When everyone wanted to be TikTok
"TikTok was growing exponentially and it was emerging as a major source of income. The number of active users were also lot more than any other app. As the ban was imposed, there was also a decline in our brand value. The platforms diversified, so did the audience," Garg explains, while adding that he didn't even know how to inform his followers that he is now active on other apps.
Expectedly, these apps used their own ways to lure content creators. Some promised hefty monetary benefits, others were even willing to sign exclusive content contracts.
"I tried several other short app platforms Roposo, Gaana hotshots but eventually Instagram Reels took over. All these apps were paying us money to create exclusive content for them," Garg adds.
The decision was a tough one to make. Manpreet reveals that the amount offered by some of the newer apps for a month was less than what these creators were making with one video on TikTok.
"I continued creating content because it didn't want to put a gap in my creativity. We were reached by several others apps who offered money on per month basis. But, we were making that amount with one video on TikTok. That was the go-to platform for top brands. It was on the rise," she says.
Some Struggled, Others Survived
While those who left their jobs and were entirely dependent on TikTok for income struggled immediately after the ban, others who took it up as a hobby didn't feel the heat. Micky Makeover, a Delhi based stylist who had over 1.5 million TikTok followers, believes his day job saved the day.
"I am also a make-up artist. I wasn't dependent on TikTok for money. Still, I had put in effort, had over 1.5 million followers on the platform. So, I was shocked. Then, I started putting content on YouTube and got 400,000 followers in four months. Things became normal after that. Of course, it feels bad that TikTok has been banned but success on other platforms makes things easier," Micky tells India Today Tech.
Not everyone was as lucky as Micky. He recalls how several of his friends had given up their jobs for social media apps and struggled during the phase.

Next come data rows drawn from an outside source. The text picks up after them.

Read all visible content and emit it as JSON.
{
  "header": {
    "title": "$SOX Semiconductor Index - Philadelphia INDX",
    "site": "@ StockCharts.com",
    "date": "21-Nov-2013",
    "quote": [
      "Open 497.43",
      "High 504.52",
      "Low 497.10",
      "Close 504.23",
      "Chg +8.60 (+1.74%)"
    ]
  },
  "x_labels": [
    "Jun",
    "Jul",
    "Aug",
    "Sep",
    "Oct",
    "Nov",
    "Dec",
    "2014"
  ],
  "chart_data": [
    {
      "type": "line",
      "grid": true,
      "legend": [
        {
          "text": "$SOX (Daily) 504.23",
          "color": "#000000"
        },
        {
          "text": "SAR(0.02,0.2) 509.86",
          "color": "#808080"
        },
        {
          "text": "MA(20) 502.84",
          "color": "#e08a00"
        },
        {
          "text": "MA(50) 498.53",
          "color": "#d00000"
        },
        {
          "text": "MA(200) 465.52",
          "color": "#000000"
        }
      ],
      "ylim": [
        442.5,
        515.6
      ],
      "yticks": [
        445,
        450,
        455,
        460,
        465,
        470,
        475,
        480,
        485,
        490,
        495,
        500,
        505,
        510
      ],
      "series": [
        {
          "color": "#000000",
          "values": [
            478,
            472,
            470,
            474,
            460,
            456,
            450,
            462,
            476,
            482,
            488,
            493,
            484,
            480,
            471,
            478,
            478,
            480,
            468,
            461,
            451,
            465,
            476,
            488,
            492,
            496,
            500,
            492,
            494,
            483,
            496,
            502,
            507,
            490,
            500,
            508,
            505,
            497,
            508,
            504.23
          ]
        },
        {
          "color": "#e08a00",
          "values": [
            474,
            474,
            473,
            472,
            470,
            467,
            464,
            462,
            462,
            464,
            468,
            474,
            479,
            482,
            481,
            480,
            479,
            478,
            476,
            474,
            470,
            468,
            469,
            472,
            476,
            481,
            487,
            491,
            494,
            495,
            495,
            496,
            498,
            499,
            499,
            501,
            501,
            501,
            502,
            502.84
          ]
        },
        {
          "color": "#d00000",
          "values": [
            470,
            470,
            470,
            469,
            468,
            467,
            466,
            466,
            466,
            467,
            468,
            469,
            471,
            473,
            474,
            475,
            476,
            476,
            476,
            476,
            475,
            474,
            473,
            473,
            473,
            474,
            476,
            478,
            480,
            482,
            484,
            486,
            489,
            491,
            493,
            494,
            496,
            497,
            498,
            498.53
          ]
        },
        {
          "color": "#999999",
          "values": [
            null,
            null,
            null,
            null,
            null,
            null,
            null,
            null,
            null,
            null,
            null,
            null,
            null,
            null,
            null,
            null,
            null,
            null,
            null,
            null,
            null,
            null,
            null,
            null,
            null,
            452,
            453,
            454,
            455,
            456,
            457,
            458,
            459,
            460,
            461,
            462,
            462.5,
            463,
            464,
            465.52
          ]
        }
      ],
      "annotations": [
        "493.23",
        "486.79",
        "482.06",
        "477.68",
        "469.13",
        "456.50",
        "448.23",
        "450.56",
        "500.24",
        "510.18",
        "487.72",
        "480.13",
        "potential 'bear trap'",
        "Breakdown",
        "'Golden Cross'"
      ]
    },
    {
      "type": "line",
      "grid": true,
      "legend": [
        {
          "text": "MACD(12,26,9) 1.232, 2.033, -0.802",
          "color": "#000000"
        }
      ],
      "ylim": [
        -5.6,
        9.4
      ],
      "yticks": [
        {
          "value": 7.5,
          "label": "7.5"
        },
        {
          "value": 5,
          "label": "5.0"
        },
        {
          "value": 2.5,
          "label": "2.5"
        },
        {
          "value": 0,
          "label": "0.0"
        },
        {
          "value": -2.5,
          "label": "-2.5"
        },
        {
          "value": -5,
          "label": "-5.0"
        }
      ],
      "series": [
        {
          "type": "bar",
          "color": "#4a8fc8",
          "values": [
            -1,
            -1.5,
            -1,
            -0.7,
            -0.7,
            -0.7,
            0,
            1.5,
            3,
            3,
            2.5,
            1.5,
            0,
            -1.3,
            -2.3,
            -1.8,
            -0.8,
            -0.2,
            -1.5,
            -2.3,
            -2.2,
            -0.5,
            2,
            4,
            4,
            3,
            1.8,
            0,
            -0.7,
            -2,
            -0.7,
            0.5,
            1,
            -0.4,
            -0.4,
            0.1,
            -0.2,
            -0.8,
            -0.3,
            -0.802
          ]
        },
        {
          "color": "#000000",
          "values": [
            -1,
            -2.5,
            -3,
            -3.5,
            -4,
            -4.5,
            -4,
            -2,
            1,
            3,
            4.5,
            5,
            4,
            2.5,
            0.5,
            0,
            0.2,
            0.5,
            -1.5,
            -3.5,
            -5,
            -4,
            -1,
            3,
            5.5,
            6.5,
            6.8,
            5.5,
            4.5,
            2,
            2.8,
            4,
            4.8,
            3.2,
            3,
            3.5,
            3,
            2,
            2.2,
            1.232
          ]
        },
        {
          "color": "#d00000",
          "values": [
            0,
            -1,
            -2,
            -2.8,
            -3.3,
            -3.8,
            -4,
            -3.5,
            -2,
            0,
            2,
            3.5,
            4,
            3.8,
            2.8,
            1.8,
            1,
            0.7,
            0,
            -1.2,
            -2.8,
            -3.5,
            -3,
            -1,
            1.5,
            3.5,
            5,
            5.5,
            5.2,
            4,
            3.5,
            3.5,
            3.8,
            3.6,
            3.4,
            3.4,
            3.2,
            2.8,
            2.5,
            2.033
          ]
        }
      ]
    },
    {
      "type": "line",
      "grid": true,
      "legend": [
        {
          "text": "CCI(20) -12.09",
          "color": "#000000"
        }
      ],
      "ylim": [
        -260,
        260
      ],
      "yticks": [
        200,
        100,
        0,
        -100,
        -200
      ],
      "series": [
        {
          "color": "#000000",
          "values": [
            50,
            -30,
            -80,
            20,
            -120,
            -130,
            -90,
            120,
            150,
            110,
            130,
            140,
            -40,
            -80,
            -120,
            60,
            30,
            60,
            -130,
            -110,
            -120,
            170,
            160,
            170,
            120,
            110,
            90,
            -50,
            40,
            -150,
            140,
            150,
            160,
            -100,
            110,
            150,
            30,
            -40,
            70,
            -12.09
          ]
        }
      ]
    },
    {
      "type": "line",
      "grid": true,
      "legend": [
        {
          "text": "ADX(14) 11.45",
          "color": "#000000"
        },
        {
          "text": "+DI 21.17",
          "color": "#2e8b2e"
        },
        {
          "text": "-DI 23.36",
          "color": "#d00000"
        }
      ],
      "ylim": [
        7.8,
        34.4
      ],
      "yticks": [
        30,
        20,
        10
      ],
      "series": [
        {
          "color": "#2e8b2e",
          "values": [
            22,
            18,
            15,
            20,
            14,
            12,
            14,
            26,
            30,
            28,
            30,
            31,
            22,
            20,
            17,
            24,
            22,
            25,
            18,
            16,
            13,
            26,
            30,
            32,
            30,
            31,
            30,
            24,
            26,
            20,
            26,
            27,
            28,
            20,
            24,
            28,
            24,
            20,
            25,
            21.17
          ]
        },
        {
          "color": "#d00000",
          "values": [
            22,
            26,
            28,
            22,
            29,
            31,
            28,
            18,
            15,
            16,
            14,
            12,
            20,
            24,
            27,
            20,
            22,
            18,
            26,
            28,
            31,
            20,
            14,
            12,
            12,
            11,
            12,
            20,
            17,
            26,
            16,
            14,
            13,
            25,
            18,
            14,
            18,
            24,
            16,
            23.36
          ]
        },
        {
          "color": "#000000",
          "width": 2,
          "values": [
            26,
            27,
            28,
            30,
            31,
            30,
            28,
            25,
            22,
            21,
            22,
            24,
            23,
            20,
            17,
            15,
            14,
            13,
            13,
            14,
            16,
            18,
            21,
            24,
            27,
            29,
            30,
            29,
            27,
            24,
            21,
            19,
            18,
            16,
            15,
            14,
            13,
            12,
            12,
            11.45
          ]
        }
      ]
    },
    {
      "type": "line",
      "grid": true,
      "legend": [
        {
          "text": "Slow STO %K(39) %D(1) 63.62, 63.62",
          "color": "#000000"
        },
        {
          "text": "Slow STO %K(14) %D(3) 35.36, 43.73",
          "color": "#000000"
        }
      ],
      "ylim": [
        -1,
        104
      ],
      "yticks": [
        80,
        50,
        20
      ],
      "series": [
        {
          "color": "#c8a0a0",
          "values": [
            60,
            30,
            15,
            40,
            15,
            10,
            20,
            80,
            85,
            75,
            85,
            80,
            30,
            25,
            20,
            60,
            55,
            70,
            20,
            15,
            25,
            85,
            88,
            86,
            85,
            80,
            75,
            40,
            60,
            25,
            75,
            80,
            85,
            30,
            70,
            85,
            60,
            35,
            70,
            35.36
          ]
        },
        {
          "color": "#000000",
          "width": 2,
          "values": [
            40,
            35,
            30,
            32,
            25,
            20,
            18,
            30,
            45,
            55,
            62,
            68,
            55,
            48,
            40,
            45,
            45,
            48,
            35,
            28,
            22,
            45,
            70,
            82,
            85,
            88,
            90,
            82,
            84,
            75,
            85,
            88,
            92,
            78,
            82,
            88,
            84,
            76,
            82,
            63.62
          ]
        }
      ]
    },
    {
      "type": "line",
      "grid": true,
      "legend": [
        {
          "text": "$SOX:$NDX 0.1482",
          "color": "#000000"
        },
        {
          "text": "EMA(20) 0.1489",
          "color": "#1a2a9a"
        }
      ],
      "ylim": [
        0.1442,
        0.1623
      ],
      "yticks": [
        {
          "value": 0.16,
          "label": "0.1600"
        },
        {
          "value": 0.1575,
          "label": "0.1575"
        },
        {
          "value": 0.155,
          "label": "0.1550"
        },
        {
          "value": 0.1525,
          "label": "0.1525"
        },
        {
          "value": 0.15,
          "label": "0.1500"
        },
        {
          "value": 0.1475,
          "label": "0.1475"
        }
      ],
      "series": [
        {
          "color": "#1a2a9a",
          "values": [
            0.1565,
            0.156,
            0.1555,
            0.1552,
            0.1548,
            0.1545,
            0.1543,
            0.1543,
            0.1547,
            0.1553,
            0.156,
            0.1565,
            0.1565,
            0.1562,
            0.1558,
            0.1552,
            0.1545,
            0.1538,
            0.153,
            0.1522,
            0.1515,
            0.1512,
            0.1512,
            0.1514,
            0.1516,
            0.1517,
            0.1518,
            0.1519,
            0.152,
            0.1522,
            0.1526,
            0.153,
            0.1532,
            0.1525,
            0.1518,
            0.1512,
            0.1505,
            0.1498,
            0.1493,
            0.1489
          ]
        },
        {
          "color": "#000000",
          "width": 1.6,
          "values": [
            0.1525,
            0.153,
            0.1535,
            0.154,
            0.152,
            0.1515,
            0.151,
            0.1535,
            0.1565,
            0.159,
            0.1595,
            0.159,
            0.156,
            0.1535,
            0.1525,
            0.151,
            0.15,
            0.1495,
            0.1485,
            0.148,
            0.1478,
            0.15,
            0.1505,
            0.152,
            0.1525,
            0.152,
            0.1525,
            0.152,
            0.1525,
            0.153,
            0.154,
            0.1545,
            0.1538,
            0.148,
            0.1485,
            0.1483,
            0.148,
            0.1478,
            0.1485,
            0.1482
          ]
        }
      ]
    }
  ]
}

"TikTok was never the source of income for me. This is why I didn't have as bad an experience as others. I have a salon and most of my videos were shot inside that. I was still running that business but lot of other creators struggled. I know a lot of people who left their jobs and were only dependent on social media apps. It is an eye opener for them," he says.
What's Micky's advice for beginners? Never look at these apps as the primary source of income.
Even Manpreet is planning to start her business, though she never plans to stop creating content.
"Now I know that these apps are not permanent so planning to start my own business. Yes, I will keep creating content. This is something I will never stop," she says.
Disappointed but Hopeful
All these content creators are still hopeful that TikTok will make a comeback. Miracle or not, they hope of getting up to that news someday. Some of them have not even signed up for other apps and are willing to wait further. However, the way the short-video sharing handled the ban, is what disappoints them.
They never received an official word from TikTok or any clarity around the ban.
"TikTok had official groups. If you were part of that, the TikTok team would support you and pass on the information. I wasn't. So, I was anyway not getting money directly from TikTok. Since the ban, they haven't given us any clarity either," says Micky.
The ban led to several new challenges identifying the right alternate, creating the fanbase from zero and reaching the same heights as you were before. None of this is easy. As Manpreet says, "If you have talent, you will be successful on other apps as well."
This is what the fight is about to create and survive. And, there are several options for those who want to.